Synopsis: Remodeler Joshua Oduin walks through the process of building a shower niche that successfully blends with the surrounding tile and acts as an accent to bring the bathroom together. He explains the importance of location, outlines the differences in using a premade or custom niche box, and walks step by step through the process of installing the niche: first installing the box, then setting the wall tile and mitering the edges, then setting the tile in the niche starting at the bottom before installing the shelf and the upper tile. Detailed photographs and illustrations demonstrate the process.
Bonus: See additional tips for cutting mitered tiles here: Mitered Joints Make a Tiled Shower Niche Shine
Niches add a very functional element to any shower enclosure. They can also add beauty. Unfortunately, most lack attention to detail. Too often the placement is off, the wall tile meets the niche awkwardly, or the outside edges are rough and unfinished looking. This is a missed opportunity.

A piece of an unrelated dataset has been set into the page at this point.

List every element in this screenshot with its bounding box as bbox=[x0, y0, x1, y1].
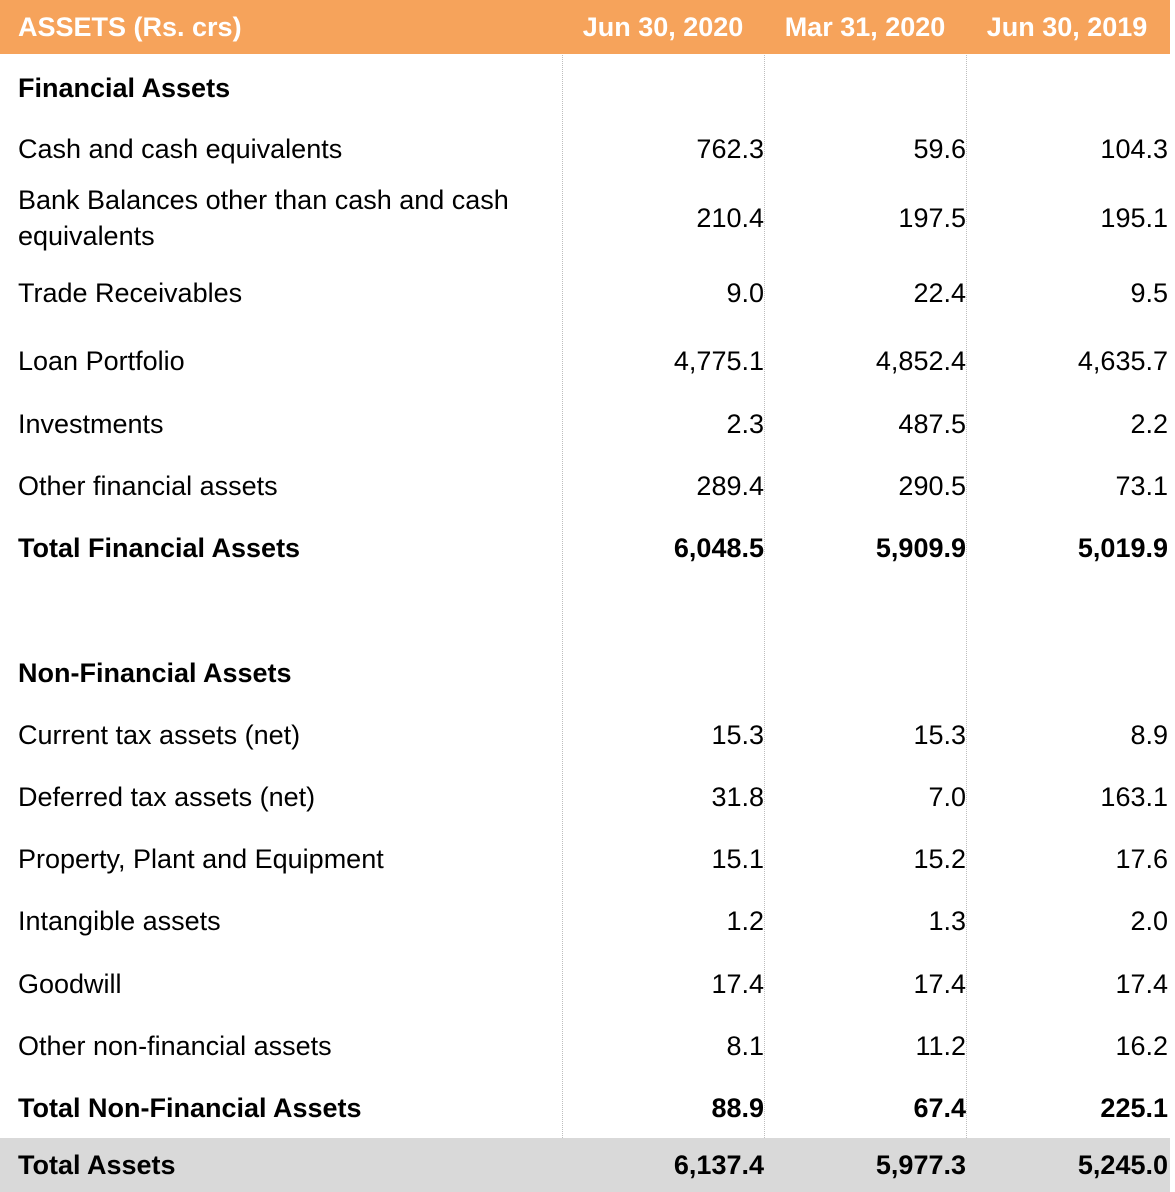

After a decade of building niches many different ways, I’ve developed a set of techniques that ensure the niche blends cleanly with the surrounding wall tile and acts as an accent to bring the bathroom together. The approach can be adapted to any tile style by varying the techniques for finishing the edges. Subway tile, for example, can usually be purchased with factory bullnose edging that aligns nicely with the exterior of the box. For porcelain and marble, on the other hand, I create my own edging elements, as shown here.
In any case, the front end of my technique— integrating the niche box into the surrounding wall tile—is always the same, and starts with a careful layout.
It’s important to think about location and design early in the process. The size of the niche should be driven by the needs of the occupants, and there should be no plumbing, ducting, electrical fixtures, or structural/ load-bearing members in the niche location. If possible, the niche should not be placed in an exterior wall, which could interfere with insulation.